I call it abysmal, both relative to history and on a cross section. The chart below illustrates the unemployment rates across the G7 spanning 1995 to 2011.
Across the G7 economies, the level of the US unemployment rate is second only to France. This is true on a harmonized basis as well.
The speed at which the US unemployment rate reached European levels was abrupt. Only the UK has seen such a swift deterioration in labor market conditions.
The chart above illustrates the same time series as in the first unemployment chart, but the rates are indexed to 2005 for comparability. France’s high level of unemployment is structural. In contrast, the US level of unemployment is NOT, not even close.
The chart above illustrates the components of the OECD’s indicators of employment protection. Also, see a short note by the Dallas Fed highlighting the differences between the French and US labor markets (and the 1994 OECD jobs study).
The French labor market is quite rigid, which leads to a structurally elevated unemployment rate and expansive unemployment compensation (see this follow up to the OECD 1994 jobs strategy report). The US Labor markets is much more fluid, which is why the unemployment rate has surged relative to comparable economies in Europe (see second chart).
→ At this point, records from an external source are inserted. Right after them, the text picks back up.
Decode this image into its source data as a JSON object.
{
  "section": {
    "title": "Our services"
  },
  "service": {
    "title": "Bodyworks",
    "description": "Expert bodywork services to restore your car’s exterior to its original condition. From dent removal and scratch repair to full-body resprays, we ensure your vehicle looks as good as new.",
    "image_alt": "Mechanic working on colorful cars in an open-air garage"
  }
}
European levels of unemployment without the European safety net.
The chart illustrates the maximum number of months that a worker can claim unemployment insurance for the year 2007. In normal times, French workers can collect benefits for up to 23 months by law, where the US worker collects for just 6 months. The tax and benefit policies data are updated infrequently, and listed on the OECD’s website (excel file link).
Seriously, shouldn’t Congress be focused on the depressed state of the US labor market, rather than a ‘scaled back’ version of deficit cutting? Addressing one will clearly impact the other – it goes both ways. Unfortunately, the government’s pushing in the wrong direction (cutting deficits brings further unemployment rather reducing unemployment drops the deficits).
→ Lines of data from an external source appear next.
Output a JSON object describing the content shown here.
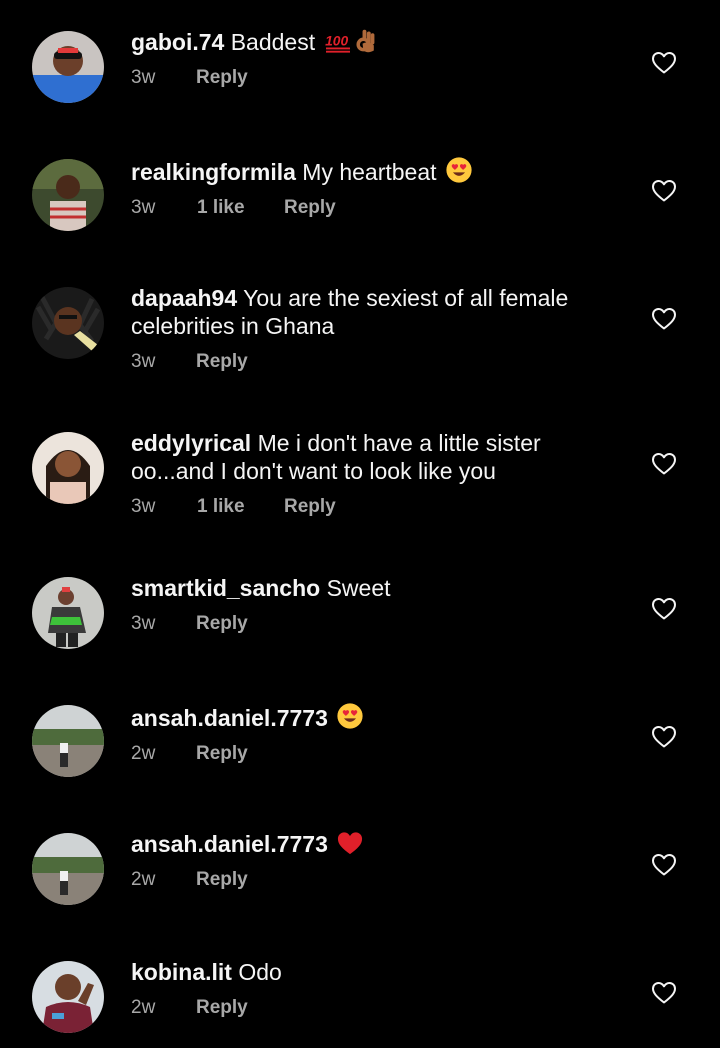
{
  "colors": {
    "background": "#000000",
    "text": "#f5f5f5",
    "meta": "#a8a8a8",
    "heart_outline": "#f5f5f5",
    "red_heart": "#e0202a"
  },
  "comments": [
    {
      "username": "gaboi.74",
      "text": " Baddest ",
      "emoji": [
        "hundred-points-emoji",
        "ok-hand-emoji"
      ],
      "time": "3w",
      "likes": "",
      "reply": "Reply"
    },
    {
      "username": "realkingformila",
      "text": " My heartbeat ",
      "emoji": [
        "heart-eyes-emoji"
      ],
      "time": "3w",
      "likes": "1 like",
      "reply": "Reply"
    },
    {
      "username": "dapaah94",
      "text": " You are the sexiest of all female celebrities in Ghana",
      "emoji": [],
      "time": "3w",
      "likes": "",
      "reply": "Reply"
    },
    {
      "username": "eddylyrical",
      "text": " Me i don't have a little sister oo...and I don't want to look like you",
      "emoji": [],
      "time": "3w",
      "likes": "1 like",
      "reply": "Reply"
    },
    {
      "username": "smartkid_sancho",
      "text": " Sweet",
      "emoji": [],
      "time": "3w",
      "likes": "",
      "reply": "Reply"
    },
    {
      "username": "ansah.daniel.7773",
      "text": " ",
      "emoji": [
        "heart-eyes-emoji"
      ],
      "time": "2w",
      "likes": "",
      "reply": "Reply"
    },
    {
      "username": "ansah.daniel.7773",
      "text": " ",
      "emoji": [
        "red-heart-emoji"
      ],
      "time": "2w",
      "likes": "",
      "reply": "Reply"
    },
    {
      "username": "kobina.lit",
      "text": " Odo",
      "emoji": [],
      "time": "2w",
      "likes": "",
      "reply": "Reply"
    }
  ],
  "icons": {
    "like": "heart-outline-icon",
    "avatar": "profile-photo"
  }
}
This post originally appeared at Angry Bear and is reproduced here with permission.
One Response to “The U.S. Unemployment Rate: European Levels Without the European Safety Net”
As the tepid "recovery" fizzles to a stall, the U.S. economy seems to be working reasonably well for about 75 percent of the available workforce. The "other" 25 percent consists of the unemployed, the underemployed, the non-employed (those who have dropped out of the employment market and are no longer counted as unemployed), and the working poor (e.g., the vast underclass of all those people working full-time dead-end very low-paying jobs while trying to support families). For some of us, this 75 percent "success" rate is simply not good enough!
I've written a proposal that describes a mechanism through which we can fund a massive number of new business ventures by tapping the financial power of Wall Street to create jobs on Main Street. This approach ramps up employment quickly and puts money directly into the hands of the people who need it now: the consumers (whose spending represents 70 percent of GDP).